OBAMA, CLINTON SPAR OVER WHETHER MCCAIN IS PREFERABLE TO BUSH
Senator Obama's declaration that Senator McCain would make a better president than President Bush drew a sharp retort yesterday from Senator Clinton, who said she strongly disagreed. "You have a real choice in this election. Either Democrat would be better than John McCain. … And all three of us would be better than George Bush," Mr. Obama told an audience in Reading, Pa., according to the Associated Press. "Senator McCain is a real American patriot who has served our country with distinction, but Senator McCain would follow the same failed policies that have been so wrong for our country the last seven years," Mrs. Clinton said while on the stump in Johnstown, Pa., according to her campaign. "We need a nominee who will take on John McCain, not cheer on John McCain, and I will be that nominee."
SCHUMER PREDICTS LARGE CLINTON WIN IN PENNSYLVANIA
One of Senator Clinton's top backers, Senator Schumer, is predicting that Mrs. Clinton will score a big win in Pennsylvania's Democratic presidential primary tomorrow. "I think that she's going to do very well in Pennsylvania, and I think she's going to do better than either the polls, which have always underestimated her, or the pundits have stated. I think she's going to have a strong win in Pennsylvania," Mr. Schumer declared on "Fox News Sunday." Pressed to give a specific margin of victory, the senior senator from New York demurred. Mr. Schumer also sought to dampen perceptions of a conflict between Mrs. Clinton and a liberal group that has endorsed Senator Obama, MoveOn.org. "We have been less successful in caucuses because it brings out the activist base of the Democratic Party. MoveOn.org didn't even want us to go into Afghanistan. I mean, that's what we're dealing with," she complained in a closed-door fund raiser in March, according to an audio recording posted on the Internet last week by the Huffington Post. MoveOn contends it did not oppose the Afghanistan war, though a man who now leads the group circulated a petition calling for "restraint."

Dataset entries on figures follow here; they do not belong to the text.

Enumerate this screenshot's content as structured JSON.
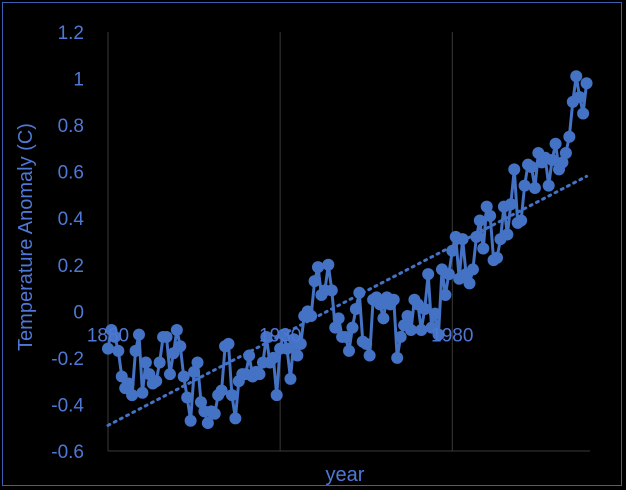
{
  "chart_data": {
    "type": "scatter",
    "xlabel": "year",
    "ylabel": "Temperature Anomaly (C)",
    "xlim": [
      1880,
      2020
    ],
    "ylim": [
      -0.6,
      1.2
    ],
    "y_ticks": [
      "-0.6",
      "-0.4",
      "-0.2",
      "0",
      "0.2",
      "0.4",
      "0.6",
      "0.8",
      "1",
      "1.2"
    ],
    "x_ticks": [
      {
        "value": 1880,
        "label": "1880"
      },
      {
        "value": 1930,
        "label": "1930"
      },
      {
        "value": 1980,
        "label": "1980"
      }
    ],
    "grid": {
      "vertical": true,
      "horizontal": false
    },
    "colors": {
      "series": "#4472c4",
      "tick_text": "#4f78d6",
      "grid": "#3a3a3a",
      "border": "#3a5fb0"
    },
    "series": [
      {
        "style": "line-markers",
        "x": [
          1880,
          1881,
          1882,
          1883,
          1884,
          1885,
          1886,
          1887,
          1888,
          1889,
          1890,
          1891,
          1892,
          1893,
          1894,
          1895,
          1896,
          1897,
          1898,
          1899,
          1900,
          1901,
          1902,
          1903,
          1904,
          1905,
          1906,
          1907,
          1908,
          1909,
          1910,
          1911,
          1912,
          1913,
          1914,
          1915,
          1916,
          1917,
          1918,
          1919,
          1920,
          1921,
          1922,
          1923,
          1924,
          1925,
          1926,
          1927,
          1928,
          1929,
          1930,
          1931,
          1932,
          1933,
          1934,
          1935,
          1936,
          1937,
          1938,
          1939,
          1940,
          1941,
          1942,
          1943,
          1944,
          1945,
          1946,
          1947,
          1948,
          1949,
          1950,
          1951,
          1952,
          1953,
          1954,
          1955,
          1956,
          1957,
          1958,
          1959,
          1960,
          1961,
          1962,
          1963,
          1964,
          1965,
          1966,
          1967,
          1968,
          1969,
          1970,
          1971,
          1972,
          1973,
          1974,
          1975,
          1976,
          1977,
          1978,
          1979,
          1980,
          1981,
          1982,
          1983,
          1984,
          1985,
          1986,
          1987,
          1988,
          1989,
          1990,
          1991,
          1992,
          1993,
          1994,
          1995,
          1996,
          1997,
          1998,
          1999,
          2000,
          2001,
          2002,
          2003,
          2004,
          2005,
          2006,
          2007,
          2008,
          2009,
          2010,
          2011,
          2012,
          2013,
          2014,
          2015,
          2016,
          2017,
          2018,
          2019
        ],
        "y": [
          -0.16,
          -0.08,
          -0.11,
          -0.17,
          -0.28,
          -0.33,
          -0.31,
          -0.36,
          -0.17,
          -0.1,
          -0.35,
          -0.22,
          -0.27,
          -0.31,
          -0.3,
          -0.22,
          -0.11,
          -0.11,
          -0.27,
          -0.18,
          -0.08,
          -0.15,
          -0.28,
          -0.37,
          -0.47,
          -0.26,
          -0.22,
          -0.39,
          -0.43,
          -0.48,
          -0.43,
          -0.44,
          -0.36,
          -0.34,
          -0.15,
          -0.14,
          -0.36,
          -0.46,
          -0.3,
          -0.27,
          -0.27,
          -0.19,
          -0.28,
          -0.26,
          -0.27,
          -0.22,
          -0.11,
          -0.22,
          -0.2,
          -0.36,
          -0.16,
          -0.1,
          -0.16,
          -0.29,
          -0.12,
          -0.19,
          -0.14,
          -0.02,
          -0.0,
          -0.02,
          0.13,
          0.19,
          0.07,
          0.09,
          0.2,
          0.09,
          -0.07,
          -0.03,
          -0.11,
          -0.11,
          -0.17,
          -0.07,
          0.01,
          0.08,
          -0.13,
          -0.14,
          -0.19,
          0.05,
          0.06,
          0.03,
          -0.03,
          0.06,
          0.03,
          0.05,
          -0.2,
          -0.11,
          -0.06,
          -0.02,
          -0.08,
          0.05,
          0.03,
          -0.08,
          0.01,
          0.16,
          -0.07,
          -0.01,
          -0.1,
          0.18,
          0.07,
          0.16,
          0.26,
          0.32,
          0.14,
          0.31,
          0.16,
          0.12,
          0.18,
          0.32,
          0.39,
          0.27,
          0.45,
          0.41,
          0.22,
          0.23,
          0.31,
          0.45,
          0.33,
          0.46,
          0.61,
          0.38,
          0.39,
          0.54,
          0.63,
          0.62,
          0.53,
          0.68,
          0.64,
          0.66,
          0.54,
          0.65,
          0.72,
          0.61,
          0.64,
          0.68,
          0.75,
          0.9,
          1.01,
          0.92,
          0.85,
          0.98
        ]
      },
      {
        "style": "dotted-trendline",
        "x": [
          1880,
          2019
        ],
        "y": [
          -0.49,
          0.58
        ]
      }
    ]
  }
}
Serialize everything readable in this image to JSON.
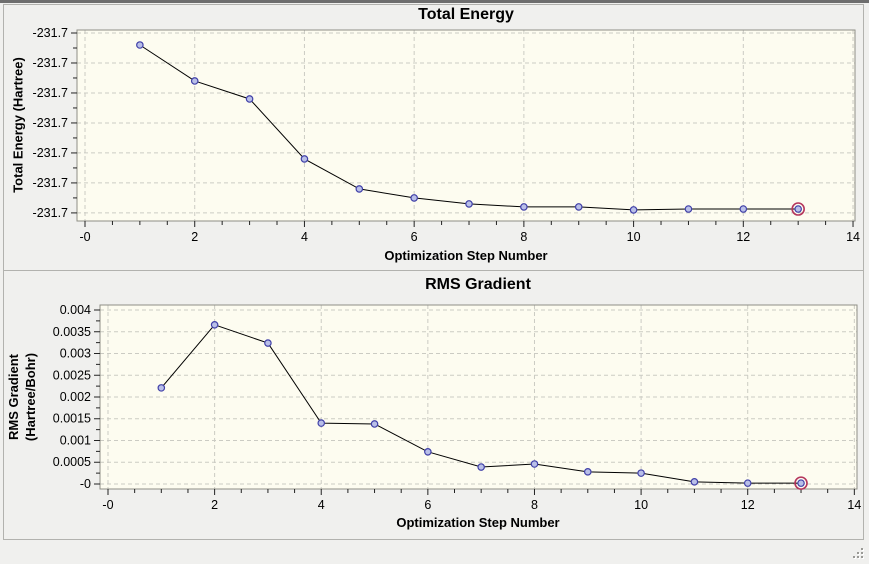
{
  "colors": {
    "window_background": "#f0f0ee",
    "top_strip": "#6e6e6e",
    "panel_border": "#b2b2ae",
    "plot_background": "#fdfcf0",
    "plot_frame": "#8e8e86",
    "gridline": "#cbcbc3",
    "tick": "#222222",
    "series_line": "#000000",
    "marker_fill": "#b9bfe8",
    "marker_stroke": "#4040a8",
    "selected_ring": "#b5365c",
    "text": "#000000"
  },
  "chart_data": [
    {
      "type": "line",
      "title": "Total Energy",
      "xlabel": "Optimization Step Number",
      "ylabel": "Total Energy (Hartree)",
      "x": [
        1,
        2,
        3,
        4,
        5,
        6,
        7,
        8,
        9,
        10,
        11,
        12,
        13
      ],
      "y": [
        -231.664,
        -231.676,
        -231.682,
        -231.702,
        -231.712,
        -231.715,
        -231.717,
        -231.718,
        -231.718,
        -231.719,
        -231.7187,
        -231.7187,
        -231.7187
      ],
      "selected_point_index": 12,
      "xlim": [
        -0.146,
        14.036
      ],
      "ylim": [
        -231.7227,
        -231.659
      ],
      "xticks": {
        "values": [
          0,
          2,
          4,
          6,
          8,
          10,
          12,
          14
        ],
        "labels": [
          "-0",
          "2",
          "4",
          "6",
          "8",
          "10",
          "12",
          "14"
        ],
        "minor_step": 0.5
      },
      "yticks": {
        "values": [
          -231.66,
          -231.67,
          -231.68,
          -231.69,
          -231.7,
          -231.71,
          -231.72
        ],
        "labels": [
          "-231.7",
          "-231.7",
          "-231.7",
          "-231.7",
          "-231.7",
          "-231.7",
          "-231.7"
        ],
        "minor_step": 0.005
      },
      "grid": true,
      "legend": "none"
    },
    {
      "type": "line",
      "title": "RMS Gradient",
      "xlabel": "Optimization Step Number",
      "ylabel": "RMS Gradient\n(Hartree/Bohr)",
      "x": [
        1,
        2,
        3,
        4,
        5,
        6,
        7,
        8,
        9,
        10,
        11,
        12,
        13
      ],
      "y": [
        0.00221,
        0.00366,
        0.00324,
        0.0014,
        0.00138,
        0.00074,
        0.00039,
        0.00046,
        0.00028,
        0.00025,
        5e-05,
        2e-05,
        2e-05
      ],
      "selected_point_index": 12,
      "xlim": [
        -0.15,
        14.05
      ],
      "ylim": [
        -0.000115,
        0.004115
      ],
      "xticks": {
        "values": [
          0,
          2,
          4,
          6,
          8,
          10,
          12,
          14
        ],
        "labels": [
          "-0",
          "2",
          "4",
          "6",
          "8",
          "10",
          "12",
          "14"
        ],
        "minor_step": 0.5
      },
      "yticks": {
        "values": [
          0.004,
          0.0035,
          0.003,
          0.0025,
          0.002,
          0.0015,
          0.001,
          0.0005,
          0
        ],
        "labels": [
          "0.004",
          "0.0035",
          "0.003",
          "0.0025",
          "0.002",
          "0.0015",
          "0.001",
          "0.0005",
          "-0"
        ],
        "minor_step": 0.00025
      },
      "grid": true,
      "legend": "none"
    }
  ]
}
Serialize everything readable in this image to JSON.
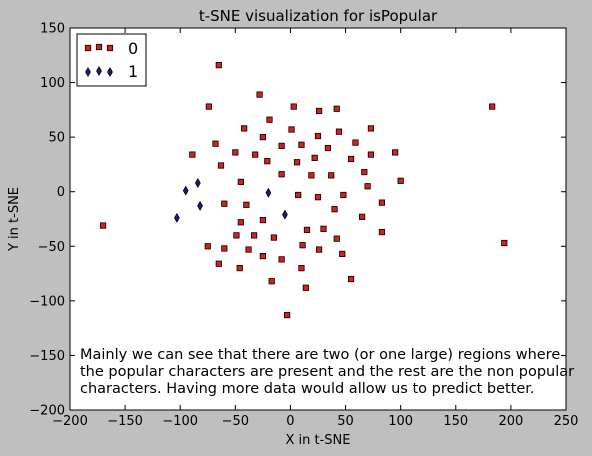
{
  "chart_data": {
    "type": "scatter",
    "title": "t-SNE visualization for isPopular",
    "xlabel": "X in t-SNE",
    "ylabel": "Y in t-SNE",
    "xlim": [
      -200,
      250
    ],
    "ylim": [
      -200,
      150
    ],
    "xticks": [
      -200,
      -150,
      -100,
      -50,
      0,
      50,
      100,
      150,
      200,
      250
    ],
    "yticks": [
      -200,
      -150,
      -100,
      -50,
      0,
      50,
      100,
      150
    ],
    "grid": false,
    "legend_position": "top-left",
    "annotation": [
      "Mainly we can see that there are two (or one large) regions where",
      "the popular characters are present and the rest are the non popular",
      "characters. Having more data would allow us to predict better."
    ],
    "series": [
      {
        "name": "0",
        "marker": "square",
        "color": "#d62020",
        "points": [
          [
            -65,
            116
          ],
          [
            -74,
            78
          ],
          [
            -28,
            89
          ],
          [
            3,
            78
          ],
          [
            26,
            74
          ],
          [
            42,
            76
          ],
          [
            -19,
            66
          ],
          [
            -42,
            58
          ],
          [
            -25,
            50
          ],
          [
            1,
            57
          ],
          [
            25,
            51
          ],
          [
            44,
            55
          ],
          [
            73,
            58
          ],
          [
            -68,
            44
          ],
          [
            -8,
            42
          ],
          [
            10,
            43
          ],
          [
            59,
            45
          ],
          [
            34,
            40
          ],
          [
            -89,
            34
          ],
          [
            -50,
            36
          ],
          [
            -32,
            34
          ],
          [
            -21,
            28
          ],
          [
            22,
            31
          ],
          [
            55,
            30
          ],
          [
            6,
            27
          ],
          [
            73,
            34
          ],
          [
            95,
            36
          ],
          [
            -63,
            24
          ],
          [
            -8,
            16
          ],
          [
            19,
            15
          ],
          [
            37,
            15
          ],
          [
            67,
            18
          ],
          [
            -45,
            9
          ],
          [
            100,
            10
          ],
          [
            70,
            5
          ],
          [
            7,
            -3
          ],
          [
            25,
            -5
          ],
          [
            48,
            -3
          ],
          [
            -60,
            -11
          ],
          [
            -40,
            -12
          ],
          [
            -45,
            -28
          ],
          [
            -25,
            -26
          ],
          [
            40,
            -16
          ],
          [
            83,
            -10
          ],
          [
            65,
            -23
          ],
          [
            -170,
            -31
          ],
          [
            -49,
            -40
          ],
          [
            -33,
            -40
          ],
          [
            -15,
            -42
          ],
          [
            15,
            -35
          ],
          [
            30,
            -34
          ],
          [
            -75,
            -50
          ],
          [
            -60,
            -52
          ],
          [
            -38,
            -53
          ],
          [
            -25,
            -59
          ],
          [
            11,
            -49
          ],
          [
            26,
            -53
          ],
          [
            42,
            -43
          ],
          [
            47,
            -57
          ],
          [
            83,
            -37
          ],
          [
            -65,
            -66
          ],
          [
            -46,
            -70
          ],
          [
            -8,
            -62
          ],
          [
            10,
            -70
          ],
          [
            -17,
            -82
          ],
          [
            55,
            -80
          ],
          [
            14,
            -88
          ],
          [
            -3,
            -113
          ],
          [
            183,
            78
          ],
          [
            194,
            -47
          ]
        ]
      },
      {
        "name": "1",
        "marker": "thin_diamond",
        "color": "#1a1a8c",
        "points": [
          [
            -95,
            1
          ],
          [
            -84,
            8
          ],
          [
            -82,
            -13
          ],
          [
            -103,
            -24
          ],
          [
            -20,
            -1
          ],
          [
            -5,
            -21
          ]
        ]
      }
    ]
  }
}
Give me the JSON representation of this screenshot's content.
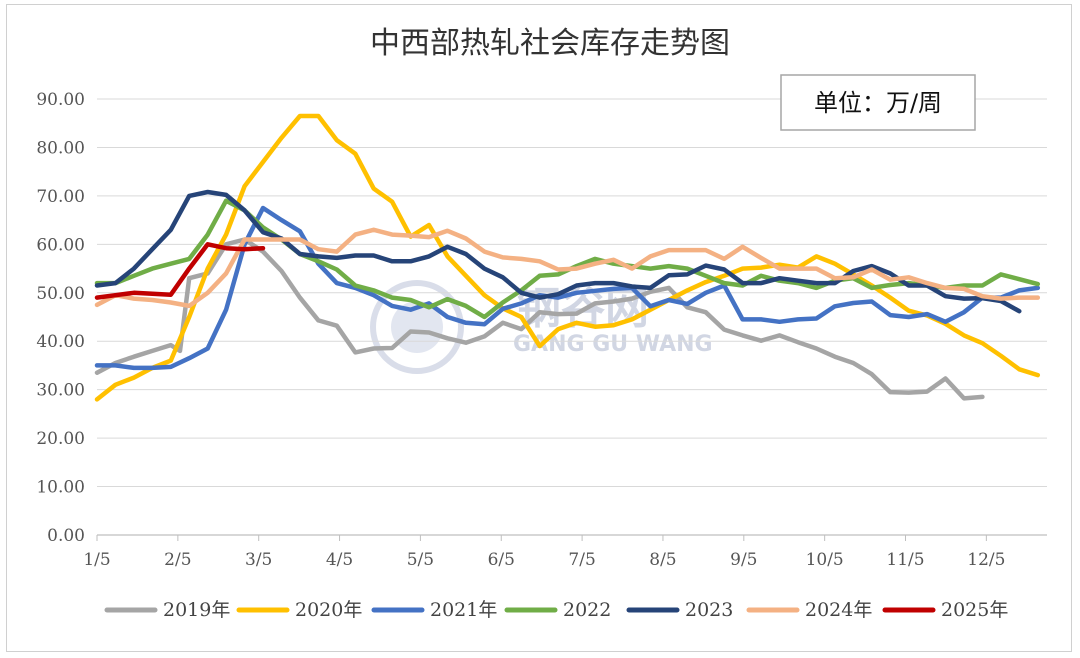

MCCAIN DEFLECTS QUESTIONS ABOUT FAMOUS TEMPER
Senator McCain deflected questions about his temper yesterday, saying he is "a passionate man" but that stories about his private outbursts were more than 15 years old. In an appearance on ABC's "This Week," he was responding to a lengthy article yesterday on the front page of the Washington Post that detailed several incidents in which he had allegedly shouted obscenities at colleagues and threatened them. The article also described occasions when Mr. McCain, who has acknowledged losing his temper at times, allegedly tried to get staffers who had crossed him fired. "I am very happy to be a passionate man," he said. "I love this country. I love what we stand for and believe in, and many times I deal passionately when I find things that are not in the best interests of the American people. And so, look, 20, 25 years ago, 15 years ago, that's fine, and those stories here are either totally untrue or grossly exaggerated."
Senator Clinton earned the endorsement yesterday of the Pittsburgh Tribune-Review, a newspaper whose conservative owner and publisher, Richard Mellon Scaife, was once a leading antagonist of the Clintons during the 1990s. Mr. Scaife, a billionaire, helped to fund several investigations into Mr. Clinton's personal life that eventually led to his impeachment in 1998. Mrs. Clinton famously labeled these critics as a "vast right-wing conspiracy." In the editorial, the Tribune-Review said Mr. Obama was too inexperienced for the presidency and saluted Mrs. Clinton for sitting down for an interview with the editorial board.
DEMOCRATIC PARTY RELEASES AD ATTACKING MCCAIN
The Democratic National Committee is airing a new television ad intended to show Senator McCain as out of touch with the nation's economic distress. "I think you could argue that Americans are better off, because we have had a pretty good prosperous time," Mr. McCain says, in a clip from a January debate. A Republican Party statement called the ad "the sort of dishonest campaigning voters are sick of."